Researchers at the University of Calgary conclude that with the landscape in its present condition, wood bison can't approach their historical abundance.
This close relative of plains bison once numbered around 170,000 throughout western Canada's boreal forests. Wood bison nearly became extinct in the mid-1900s. Free-ranging herds not infected with diseases had grown to 4200 animals by 2006.
A major constraint on the wood bison population in northern Alberta is the extent of wet meadows. Wetlands offer the richest-quality forage, in the form of sedges and grasses, which are essential for sustaining wood bison during winter.
Summer bison habitat has also been lost. Suppression of wildfires allows forest cover to expand, and trees now dominate upland habitat that was once meadows suitable for grazing. Understory plants provide little nutrition and boreal forests don't produce enough forage for bison to subsist on.
Logging these forests does improve growth, but not quality, of bison fodder. Clearcuts in aspen-dominated uplands produce more palatable vegetation than do forests for the first 25 years after harvesting. Cleared lands are at their best during the first eight years, when four hectares could support a cow and calf for a month.
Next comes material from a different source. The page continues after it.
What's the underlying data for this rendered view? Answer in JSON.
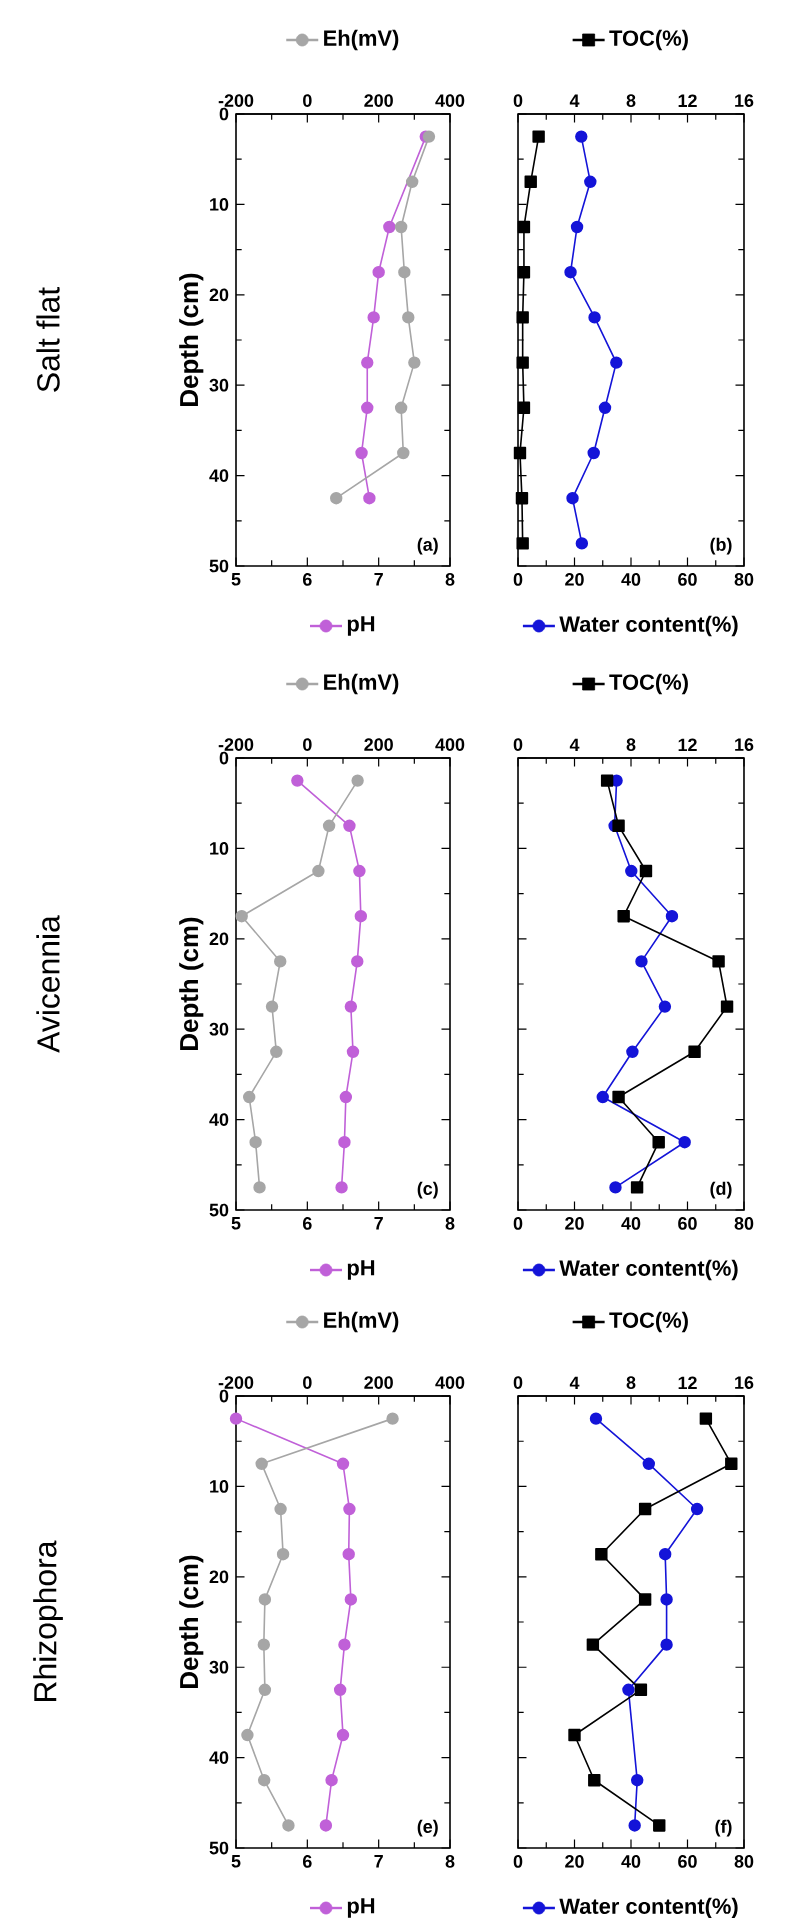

These sites still don't yield enough sedges and grasses, though, to maintain wood bison over winter.
References
M. Jacqueline Redburn, Wayne L Strong and C. Cormack Gates. 2008. Suitability of boreal mixedwood clearcuts as wood bison (Bison bison athabascae) foraging habitat in north-central Alberta, Canada. Forest Ecology and Management.
Wayne L. Strong and C. Cormack Gates. 2008. Wood bison population recovery and forage availability in northwestern Canada. Journal of Environmental Management.
Environment Canada. 2006. Species at Risk. Wood Bison. Ottawa, Ontario.